さず、アクセス経路、クリック、周遊、共有がどう変化したかを分けて確認してください。
アイキャッチ画像に関するよくある質問
ブログにアイキャッチは設定しなくてもいいですか?
記事の公開や検索エンジンへの登録はアイキャッチなしでも可能ですが、一般的なブログでは設定すべきです。
記事一覧、関連記事、SNS、画像検索、Discoverなどで記事内容を伝える代表画像になります。画像を使わないデザインで統一している場合や、OGP画像を別に設定している場合を除き、記事ごとに用意することをおすすめします。
altはすべての画像へ入力する必要がありますか?
すべてに入れる必要はありません。
情報を伝える画像には内容を説明するaltを設定し、装飾画像や近くの本文と完全に重複する画像には空altを使用できる場合があります。
アイキャッチ画像内に記事タイトルをすべて入れるべきですか?
必須ではありません。
文字を詰め込みすぎると、小さく表示されたときに読みにくくなります。画像内では主要な言葉だけを使い、正式な記事タイトルはHTMLのタイトルで伝えてください。

一記事に画像は何枚必要ですか?
固定の推奨枚数はありません。
理解、証拠、比較、判断に必要な画像だけを配置します。各見出しへ機械的に一枚ずつ追加する必要はありません。
画像があるとAIOやLLMOで引用されやすくなりますか?
画像がAI検索へ表示される機会はありますが、画像の有無だけで引用されやすくなるとは確認されていません。
実機画像、独自図解、比較結果、グラフは、ページ固有の情報と証拠を増やすため、AI検索でも利用価値のあるコンテンツになる可能性があります。
アイキャッチ画像はどんな画像形式を使えばいい?
写真を使ったアイキャッチはJPG、文字・図形・ロゴを中心にした画像はPNGが向いています。
JPGは写真やグラデーションを小さいファイルサイズで保存できます。

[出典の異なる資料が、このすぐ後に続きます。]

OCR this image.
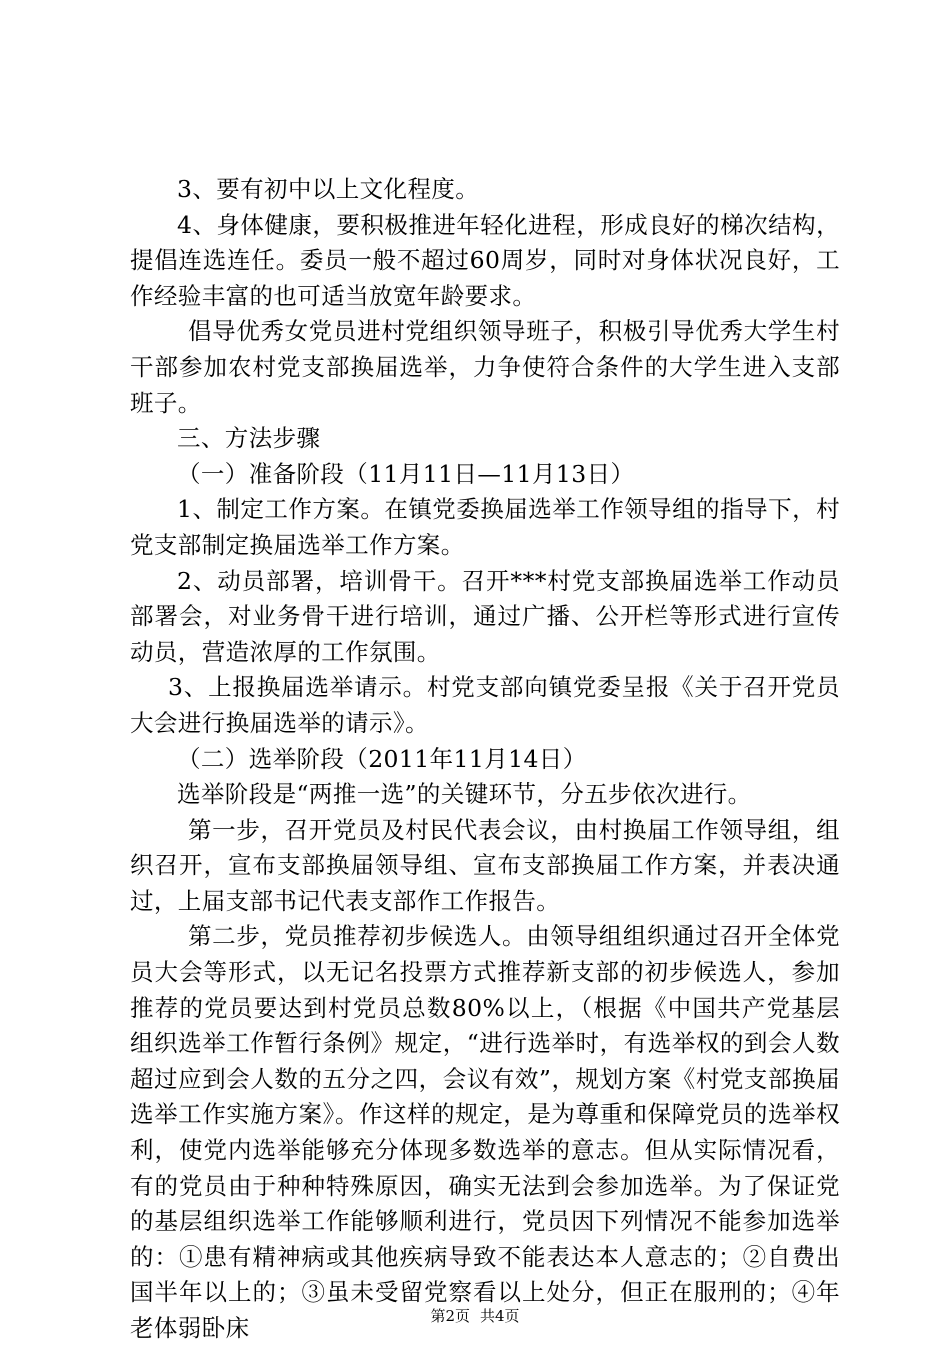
3、要有初中以上文化程度。

4、身体健康，要积极推进年轻化进程，形成良好的梯次结构，提倡连选连任。委员一般不超过60周岁，同时对身体状况良好，工作经验丰富的也可适当放宽年龄要求。

倡导优秀女党员进村党组织领导班子，积极引导优秀大学生村干部参加农村党支部换届选举，力争使符合条件的大学生进入支部班子。

三、方法步骤

（一）准备阶段（11月11日—11月13日）

1、制定工作方案。在镇党委换届选举工作领导组的指导下，村党支部制定换届选举工作方案。

2、动员部署，培训骨干。召开***村党支部换届选举工作动员部署会，对业务骨干进行培训，通过广播、公开栏等形式进行宣传动员，营造浓厚的工作氛围。

3、上报换届选举请示。村党支部向镇党委呈报《关于召开党员大会进行换届选举的请示》。

（二）选举阶段（2011年11月14日）

选举阶段是“两推一选”的关键环节，分五步依次进行。

第一步，召开党员及村民代表会议，由村换届工作领导组，组织召开，宣布支部换届领导组、宣布支部换届工作方案，并表决通过，上届支部书记代表支部作工作报告。

第二步，党员推荐初步候选人。由领导组组织通过召开全体党员大会等形式，以无记名投票方式推荐新支部的初步候选人，参加推荐的党员要达到村党员总数80%以上，（根据《中国共产党基层组织选举工作暂行条例》规定，“进行选举时，有选举权的到会人数超过应到会人数的五分之四，会议有效”，规划方案《村党支部换届选举工作实施方案》。作这样的规定，是为尊重和保障党员的选举权利，使党内选举能够充分体现多数选举的意志。但从实际情况看，有的党员由于种种特殊原因，确实无法到会参加选举。为了保证党的基层组织选举工作能够顺利进行，党员因下列情况不能参加选举的：①患有精神病或其他疾病导致不能表达本人意志的；②自费出国半年以上的；③虽未受留党察看以上处分，但正在服刑的；④年老体弱卧床	第2页 共4页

PNGは文字や図形の輪郭をきれいに保ちやすく、背景を透過させることも可能です。
WordPress内で表示する画像はWebPへ変換すると軽量化できますが、SNSのOGP画像など複数のサービスで使用する場合は、対応範囲の広いJPGまたはPNGを基本にすると安心です。
どの形式でも、見た目を保てる範囲で圧縮し、必要以上にファイル容量を大きくしないようにしてください。

ブログのアイキャッチのサイズはいくつがよい?
ブログのアイキャッチ画像は、1200×630pxを基本にするのがおすすめです。
FacebookやXに適した横長サイズで、多くのWordPressサイトへ対応できます。
Google Discoverを重視する場合は1280×720px、YouTubeのサムネイルには3840×2160pxなど、用途によって適したサイズは異なります。
ブログ、OGP、Discover、YouTubeごとの推奨サイズと、画像が切れにくい配置については次の記事で詳しく解説しています。

アイキャッチ画像はアクセスと読者体験のために設定する
アイキャッチ画像は、通常の検索順位を直接上げるための必須要素ではありません。
それでも、検索結果、画像検索、Discover、SNS、記事一覧などで記事を見つけてもらう機会を増やすため、一般的なブログでは設定すべきです。
さらに、本文中のスクリーンショット、図解、比較画像、グラフは、読者の理解と満足度を高め、共有や引用のきっかけになります。
重要なのは画像の枚数や派手さではありません。
アクセス経路を増やせるか、読者が新しく理解できるか、実際の経験や結果を示せるかを基準に画像を使ってください。